Елена Живова



Ксения

Ксюша вытерла вновь набежавшие слезы и повторила:

– Не хочу, не приставай!

– Ксень, ну так нельзя! Она же твоя мама! Она тебя вырастила!

– Вырастила? Ты думаешь, она меня растила? – зло прокричала Ксения.

– В смысле? – не понял Алексей.

Ксения поправила подушку и села на кровати.

– Хорошо, я расскажу тебе правду, если хочешь, – тихо сказала она.

– Какую еще правду? Да что с тобой, Ксюш? – спросил Алексей и обнял жену за плечи. Они недавно проснулись, потому что вчера почти всю ночь провели в кинотеатре.

– Знаешь, Леш, просто я не люблю говорить о грустном. В этом я похожа на свою мать, – начала она.

Леша улыбнулся и поцеловал жену в обе щеки, на которых то и дело появлялись милые ямочки – его Ксюша почти всегда улыбалась, и эту улыбку он заметил и полюбил прежде, чем познакомился с самой Ксенией. Действительно, она была похожа на свою маму – жизнелюбием, улыбкой, глазами, овалом лица, высокой стройной фигурой, густыми каштановыми волосами, умением все делать быстро. И вообще, казалось, что они – потерявшиеся во времени сестры-близнецы, но вот на тебе...

– Просто ты не общался и не жил с моей мамой, поэтому не знаешь ее совсем. Она очень жесткий и властный человек, – продолжила Ксения.

– А ты? – спросил жену Алексей.

– Не перебивай, пожалуйста, – попросила она.

– Извини, – потянулся под одеялом Алексей.

– Когда мне было 4 года, родился Семен. И у меня началась новая жизнь – я превратилась в няньку.

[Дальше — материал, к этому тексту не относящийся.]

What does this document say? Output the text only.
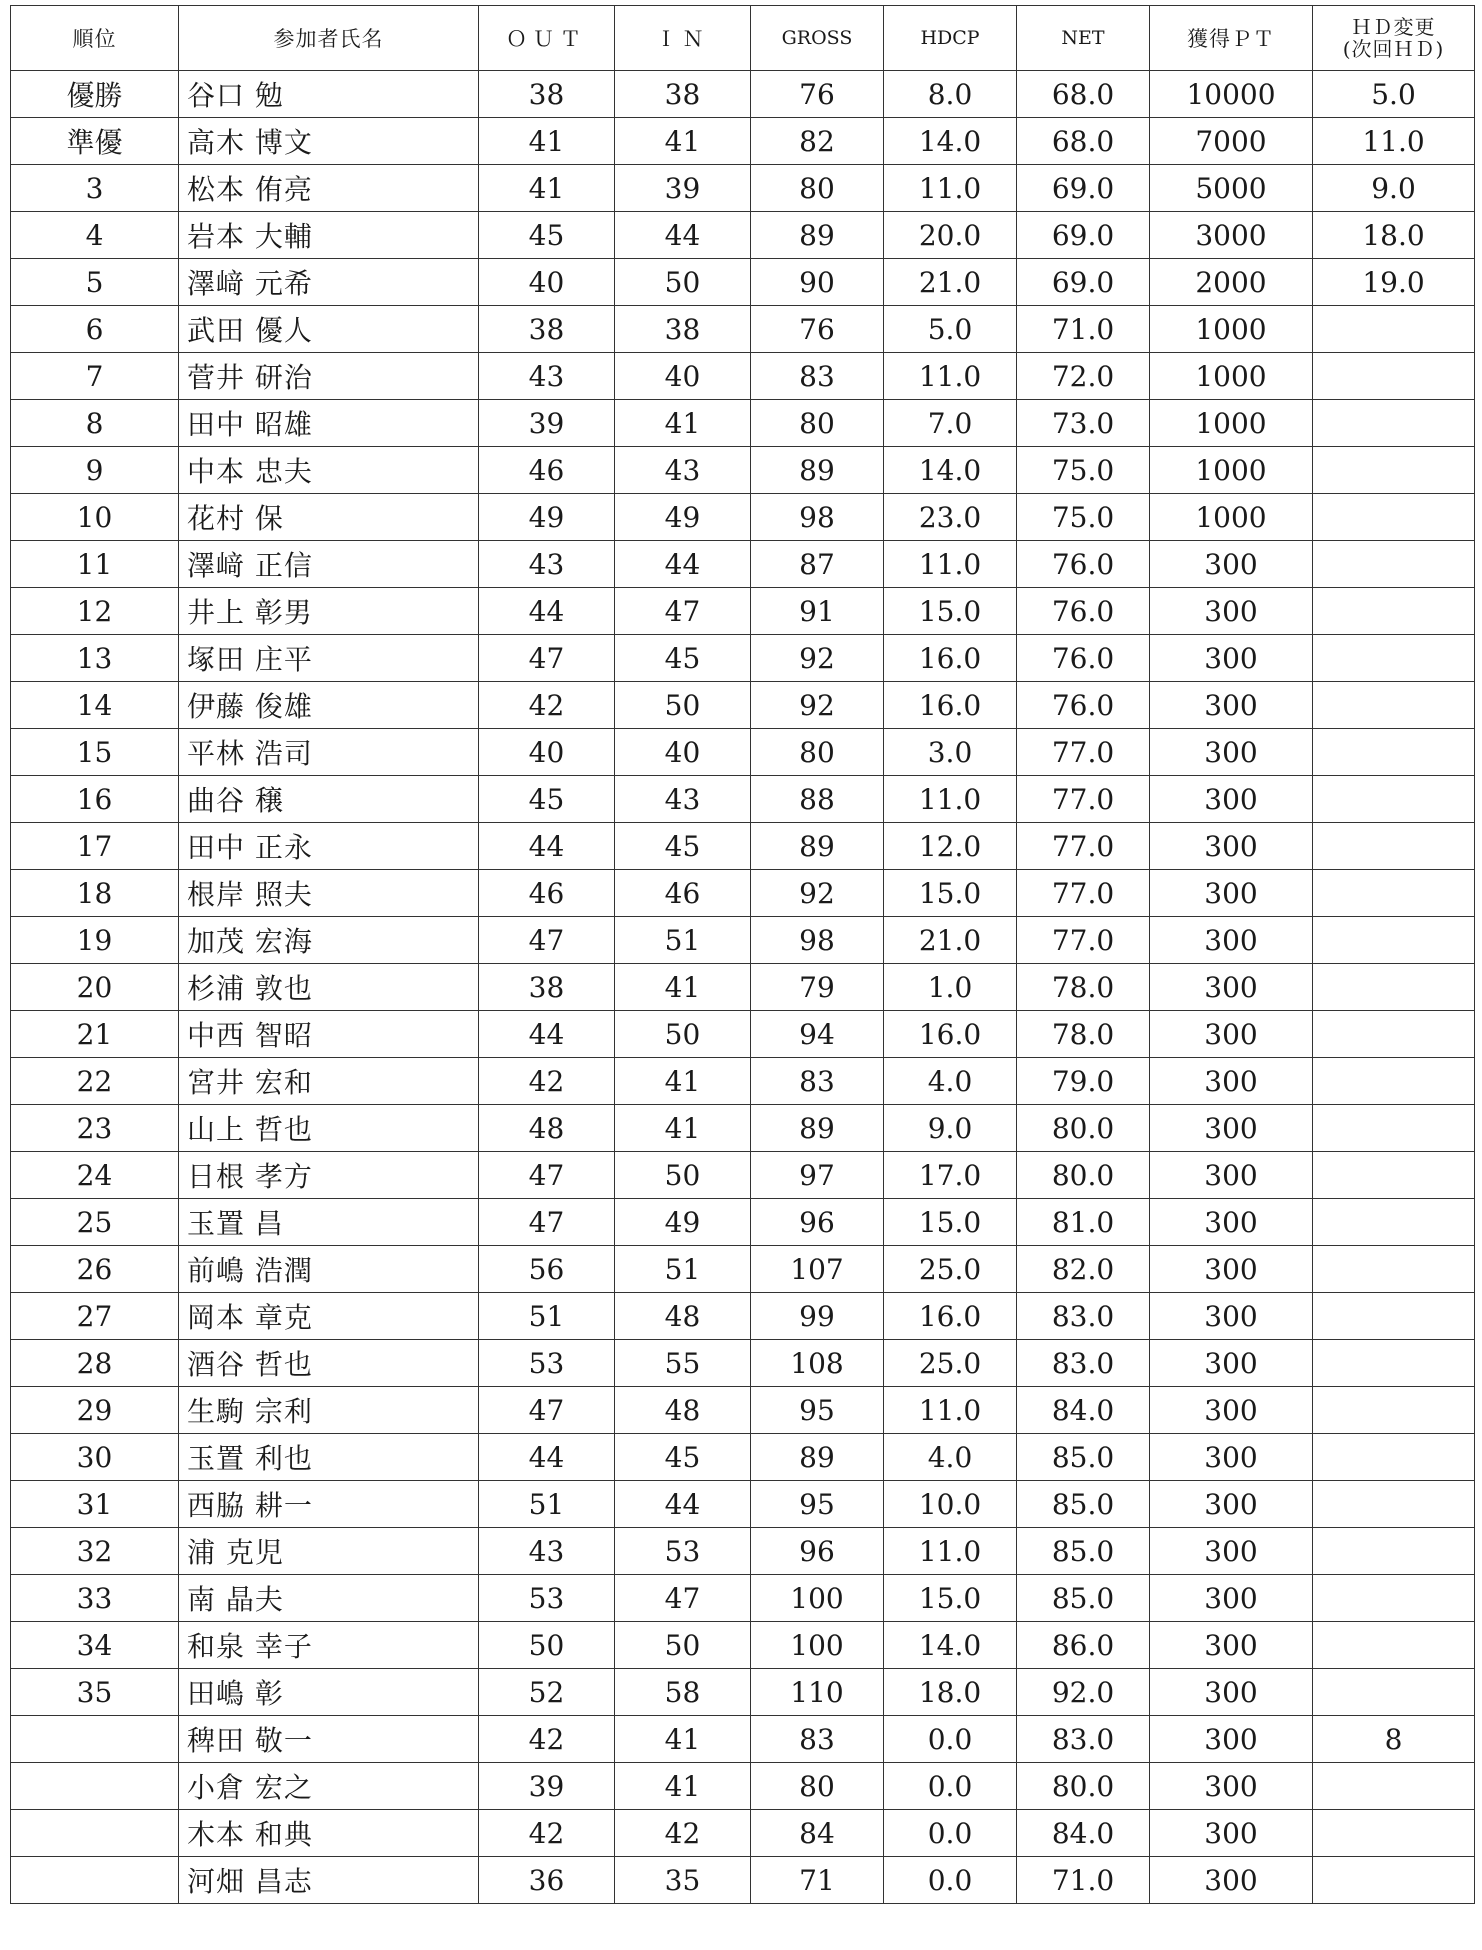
順位	参加者氏名	ＯＵＴ	ＩＮ	GROSS	HDCP	NET	獲得ＰＴ	ＨＤ変更
(次回ＨＤ)
優勝	谷口 勉	38	38	76	8.0	68.0	10000	5.0
準優	高木 博文	41	41	82	14.0	68.0	7000	11.0
3	松本 侑亮	41	39	80	11.0	69.0	5000	9.0
4	岩本 大輔	45	44	89	20.0	69.0	3000	18.0
5	澤﨑 元希	40	50	90	21.0	69.0	2000	19.0
6	武田 優人	38	38	76	5.0	71.0	1000	
7	菅井 研治	43	40	83	11.0	72.0	1000	
8	田中 昭雄	39	41	80	7.0	73.0	1000	
9	中本 忠夫	46	43	89	14.0	75.0	1000	
10	花村 保	49	49	98	23.0	75.0	1000	
11	澤﨑 正信	43	44	87	11.0	76.0	300	
12	井上 彰男	44	47	91	15.0	76.0	300	
13	塚田 庄平	47	45	92	16.0	76.0	300	
14	伊藤 俊雄	42	50	92	16.0	76.0	300	
15	平林 浩司	40	40	80	3.0	77.0	300	
16	曲谷 穣	45	43	88	11.0	77.0	300	
17	田中 正永	44	45	89	12.0	77.0	300	
18	根岸 照夫	46	46	92	15.0	77.0	300	
19	加茂 宏海	47	51	98	21.0	77.0	300	
20	杉浦 敦也	38	41	79	1.0	78.0	300	
21	中西 智昭	44	50	94	16.0	78.0	300	
22	宮井 宏和	42	41	83	4.0	79.0	300	
23	山上 哲也	48	41	89	9.0	80.0	300	
24	日根 孝方	47	50	97	17.0	80.0	300	
25	玉置 昌	47	49	96	15.0	81.0	300	
26	前嶋 浩潤	56	51	107	25.0	82.0	300	
27	岡本 章克	51	48	99	16.0	83.0	300	
28	酒谷 哲也	53	55	108	25.0	83.0	300	
29	生駒 宗利	47	48	95	11.0	84.0	300	
30	玉置 利也	44	45	89	4.0	85.0	300	
31	西脇 耕一	51	44	95	10.0	85.0	300	
32	浦 克児	43	53	96	11.0	85.0	300	
33	南 晶夫	53	47	100	15.0	85.0	300	
34	和泉 幸子	50	50	100	14.0	86.0	300	
35	田嶋 彰	52	58	110	18.0	92.0	300	
	稗田 敬一	42	41	83	0.0	83.0	300	8
	小倉 宏之	39	41	80	0.0	80.0	300	
	木本 和典	42	42	84	0.0	84.0	300	
	河畑 昌志	36	35	71	0.0	71.0	300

Я должна была его качать, давать погремушки, развлекать его, совать соску, когда он плакал, а чуть позже, когда он научился ходить, убирать за ним игрушки.

Когда мне исполнилось 6, родился Сережа. И мама начала меня оставлять уже с двумя младшими братьями. Сема лез в кроватку к Сереже – ему хотелось поиграть с ним, потрогать его глазки, носик. Однажды он расцарапал до крови лицо Сережи, и тогда мама впервые больно наказала меня ремнем. Все девочки играли в куклы во дворе, им было весело, а у меня было два настоящих ребенка, за которых я несла ответственность, как взрослая.

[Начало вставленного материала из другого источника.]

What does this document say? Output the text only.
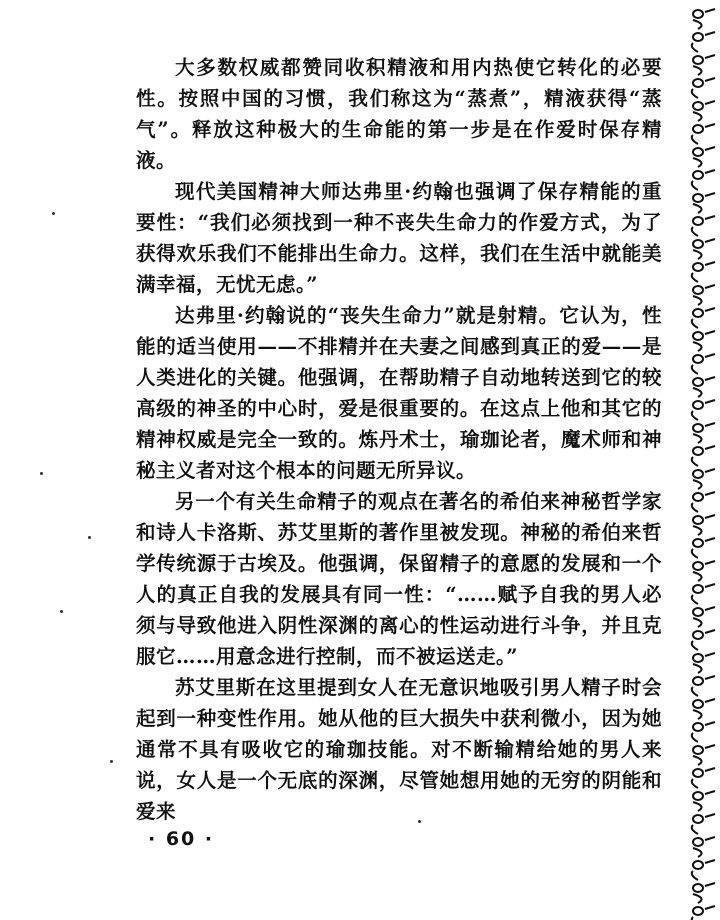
大多数权威都赞同收积精液和用内热使它转化的必要性。按照中国的习惯，我们称这为“蒸煮”，精液获得“蒸气”。释放这种极大的生命能的第一步是在作爱时保存精液。

现代美国精神大师达弗里·约翰也强调了保存精能的重要性：“我们必须找到一种不丧失生命力的作爱方式，为了获得欢乐我们不能排出生命力。这样，我们在生活中就能美满幸福，无忧无虑。”

达弗里·约翰说的“丧失生命力”就是射精。它认为，性能的适当使用——不排精并在夫妻之间感到真正的爱——是人类进化的关键。他强调，在帮助精子自动地转送到它的较高级的神圣的中心时，爱是很重要的。在这点上他和其它的精神权威是完全一致的。炼丹术士，瑜珈论者，魔术师和神秘主义者对这个根本的问题无所异议。

另一个有关生命精子的观点在著名的希伯来神秘哲学家和诗人卡洛斯、苏艾里斯的著作里被发现。神秘的希伯来哲学传统源于古埃及。他强调，保留精子的意愿的发展和一个人的真正自我的发展具有同一性：“……赋予自我的男人必须与导致他进入阴性深渊的离心的性运动进行斗争，并且克服它……用意念进行控制，而不被运送走。”

苏艾里斯在这里提到女人在无意识地吸引男人精子时会起到一种变性作用。她从他的巨大损失中获利微小，因为她通常不具有吸收它的瑜珈技能。对不断输精给她的男人来说，女人是一个无底的深渊，尽管她想用她的无穷的阴能和爱来

· 60 ·
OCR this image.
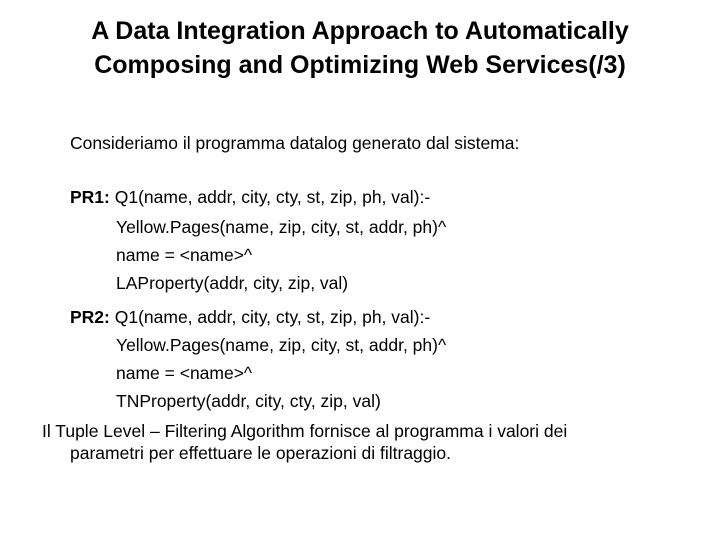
A Data Integration Approach to Automatically
Composing and Optimizing Web Services(/3)
Consideriamo il programma datalog generato dal sistema:
PR1: Q1(name, addr, city, cty, st, zip, ph, val):-
Yellow.Pages(name, zip, city, st, addr, ph)^
name = <name>^
LAProperty(addr, city, zip, val)
PR2: Q1(name, addr, city, cty, st, zip, ph, val):-
Yellow.Pages(name, zip, city, st, addr, ph)^
name = <name>^
TNProperty(addr, city, cty, zip, val)
Il Tuple Level – Filtering Algorithm fornisce al programma i valori dei
parametri per effettuare le operazioni di filtraggio.
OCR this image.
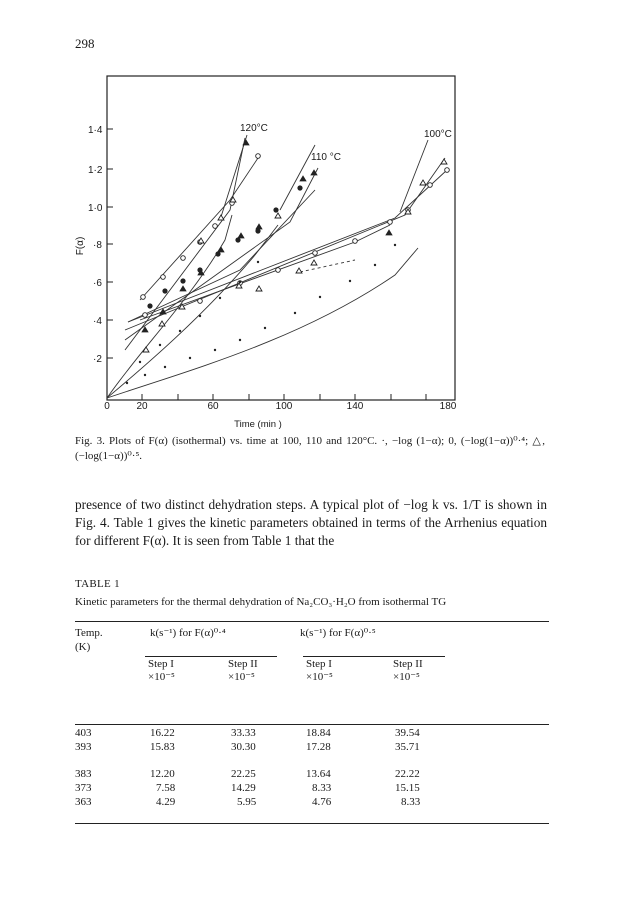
298
·2
·4
·6
·8
1·0
1·2
1·4
F(α)
0	20	60	100	140	180
Time (min )
120°C
110 °C
100°C
Fig. 3. Plots of F(α) (isothermal) vs. time at 100, 110 and 120°C. ·, −log (1−α); 0, (−log(1−α))⁰·⁴; △, (−log(1−α))⁰·⁵.
presence of two distinct dehydration steps. A typical plot of −log k vs. 1/T is shown in Fig. 4. Table 1 gives the kinetic parameters obtained in terms of the Arrhenius equation for different F(α). It is seen from Table 1 that the
TABLE 1
Kinetic parameters for the thermal dehydration of Na₂CO₃·H₂O from isothermal TG
Temp.
(K)
k(s⁻¹) for F(α)⁰·⁴	k(s⁻¹) for F(α)⁰·⁵
Step I	Step II	Step I	Step II
×10⁻⁵	×10⁻⁵	×10⁻⁵	×10⁻⁵
403	16.22	33.33	18.84	39.54
393	15.83	30.30	17.28	35.71
383	12.20	22.25	13.64	22.22
373	7.58	14.29	8.33	15.15
363	4.29	5.95	4.76	8.33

Сереже исполнился год, и мама вышла на работу на полставки, когда я пошла в первый класс. Все девочки после школы гуляли, ходили в кружки, делали уроки, дружили, наконец, а я, придя из школы, сидела с детьми до вечера. Потом приходила уставшая мама и кричала на меня за то, что я не сделала уроки, за то, что не убраны игрушки, за то, что не вымыта посуда.

Борю я растила с рождения. Мне было 10 лет, когда он родился. Мать в декрет так и не вышла – боялась потерять место.

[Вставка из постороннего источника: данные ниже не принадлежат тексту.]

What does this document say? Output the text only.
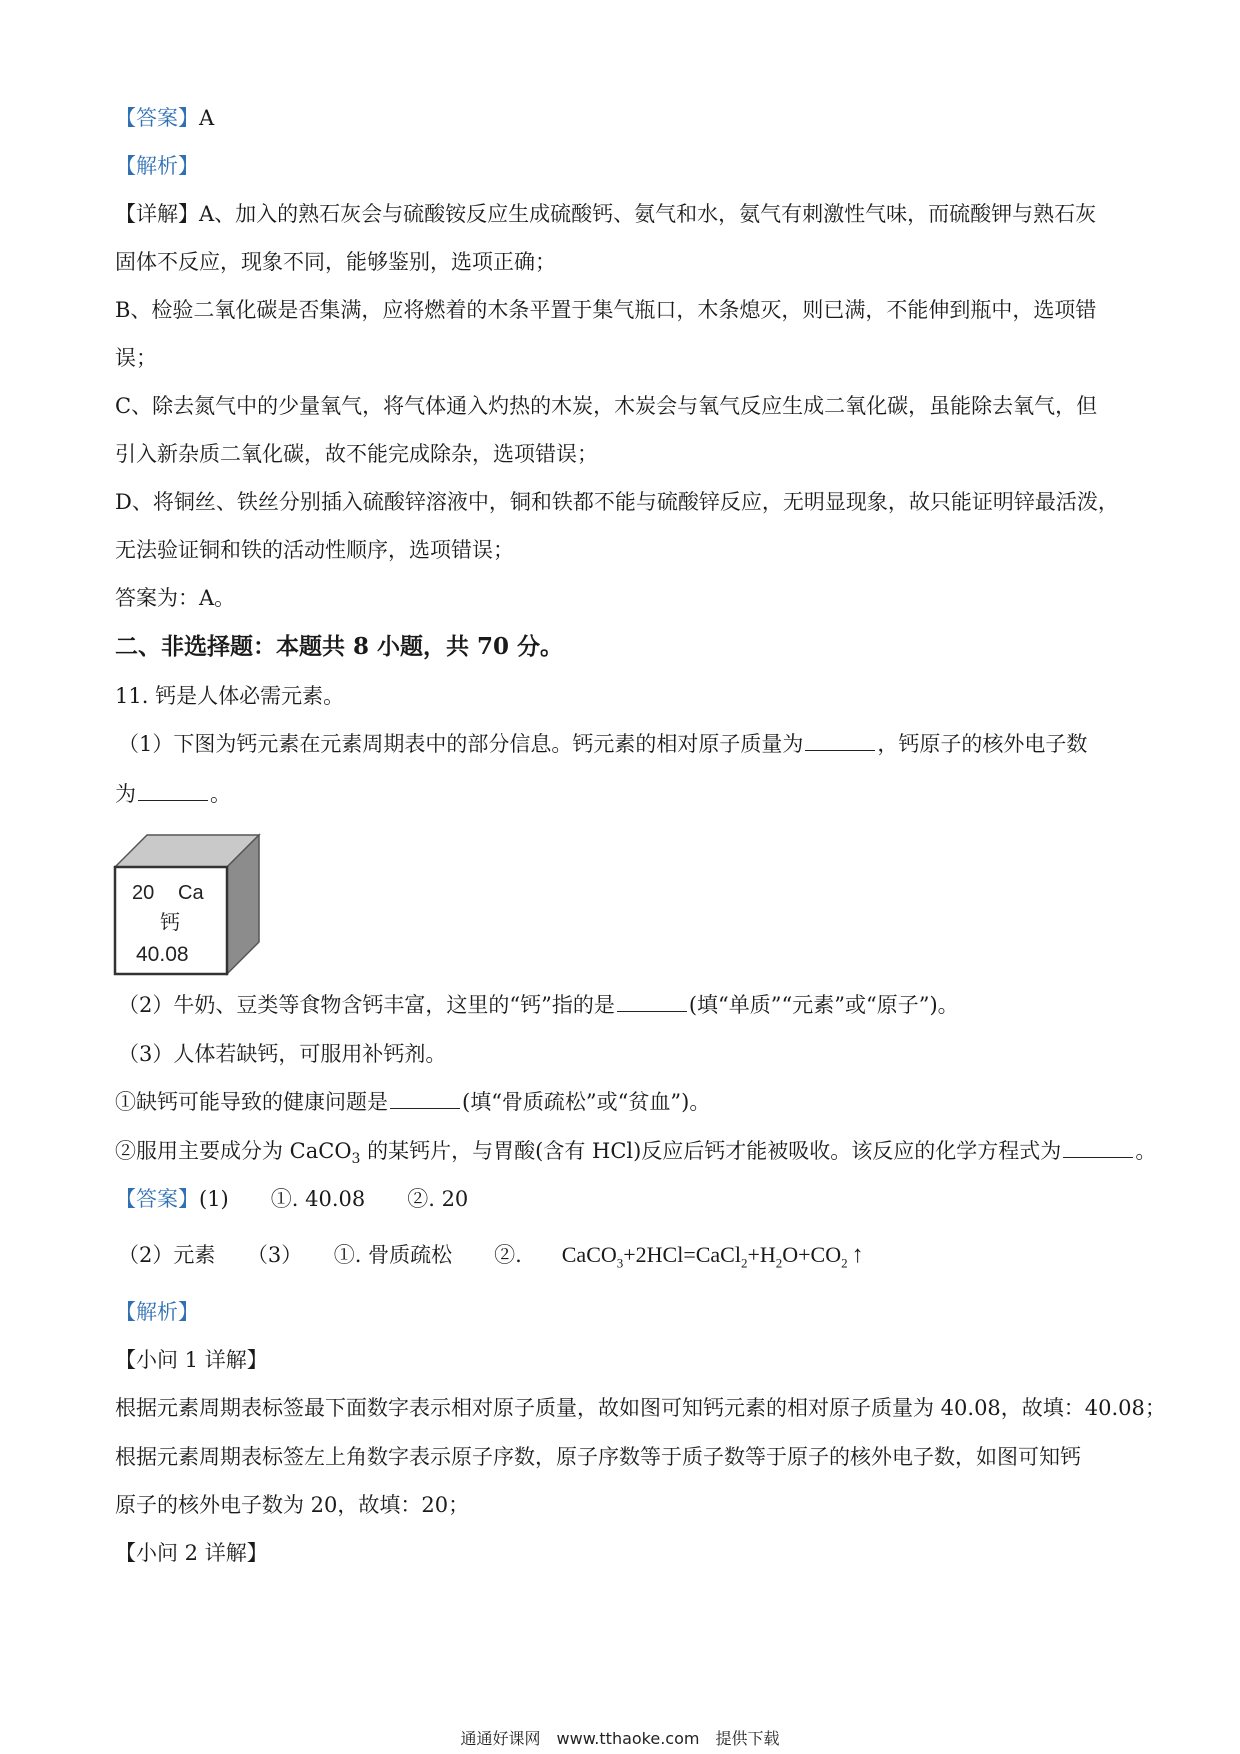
【答案】A
【解析】
【详解】A、加入的熟石灰会与硫酸铵反应生成硫酸钙、氨气和水，氨气有刺激性气味，而硫酸钾与熟石灰
固体不反应，现象不同，能够鉴别，选项正确；
B、检验二氧化碳是否集满，应将燃着的木条平置于集气瓶口，木条熄灭，则已满，不能伸到瓶中，选项错
误；
C、除去氮气中的少量氧气，将气体通入灼热的木炭，木炭会与氧气反应生成二氧化碳，虽能除去氧气，但
引入新杂质二氧化碳，故不能完成除杂，选项错误；
D、将铜丝、铁丝分别插入硫酸锌溶液中，铜和铁都不能与硫酸锌反应，无明显现象，故只能证明锌最活泼，
无法验证铜和铁的活动性顺序，选项错误；
答案为：A。
二、非选择题：本题共 8 小题，共 70 分。
11. 钙是人体必需元素。
（1）下图为钙元素在元素周期表中的部分信息。钙元素的相对原子质量为	，钙原子的核外电子数
为	。
20 Ca
钙
40.08
（2）牛奶、豆类等食物含钙丰富，这里的“钙”指的是	(填“单质”“元素”或“原子”)。
（3）人体若缺钙，可服用补钙剂。
①缺钙可能导致的健康问题是	(填“骨质疏松”或“贫血”)。
②服用主要成分为 CaCO$_3$ 的某钙片，与胃酸(含有 HCl)反应后钙才能被吸收。该反应的化学方程式为	。
【答案】(1)　　①. 40.08　　②. 20
（2）元素　　（3）　　①. 骨质疏松　　②. $CaCO_3+2HCl=CaCl_2+H_2O+CO_2$ ↑
【解析】
【小问 1 详解】
根据元素周期表标签最下面数字表示相对原子质量，故如图可知钙元素的相对原子质量为 40.08，故填：40.08；
根据元素周期表标签左上角数字表示原子序数，原子序数等于质子数等于原子的核外电子数，如图可知钙
原子的核外电子数为 20，故填：20；
【小问 2 详解】
通通好课网　www.tthaoke.com　提供下载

– Ну, ее можно понять, Ксюш… – тихо сказал Алексей.

– Я же просила, не перебивай! – крикнула Ксения и резко встала. Подушка упала на пол, задев стоящую на прикроватной тумбочке белую фарфоровую шкатулку, которая тоже упала и разлетелась вдребезги. Кольца, сережки, браслеты и цепочки Ксении рассыпались по полу, перемешавшись с осколками.

Алексей схватил Ксюшу за руку, но она вырвала ее и убежала в ванную. Он встал, накинул халат, пошел в кухню и включил кофеварку.

Ксения вышла минут через пять. Нос ее покраснел. Она откинула длинную челку назад и села на высокий барный стул.

– Не плачь, Ксюш, – Алексей погладил ее по руке и подвинул к ней чашку с дымящимся кофе.

Ксения встала, подошла к холодильнику и вынула шоколад.

– Рассказывай, Ксюш, – попросил муж.

– В 10 лет я делала все: стирала, варила супы, жарила картошку, гладила, пылесосила, мыла туалет, готовила смесь и кормила из бутылочки Борьку.

– А отец? – спросил Алексей.

– Отец был военный и без конца ездил в командировки. Приезжал и орал на нас за то, что поцарапали мебельную стенку, за то, что не ровно стоят книги и не на том месте хрустальная ваза, которую я всегда убирала подальше от детей…

Мои проблемы понял Сема, когда стал батрачить по-черному вместе со мной, и отчасти Сережа, которому тоже, хоть меньше чем нам, но все же доставалось. Они, как и я, сейчас практически не общаются с матерью.

Через полтора года после Бори родилась Катя. Я отвратительно училась, потому что времени на приготовление уроков у меня не было совершенно, а днем, в школе, я дремала от усталости, ведь ночью мне еще приходилось качать орущих братьев, а потом и сестру – то животик, то зубки, то температура, то попа спрела, то что-то еще. Все вокруг недоумевали – почему у такой замечательной мамы-учительницы дочь двоечница и неряха, но никто не знал правду или не хотел ее знать.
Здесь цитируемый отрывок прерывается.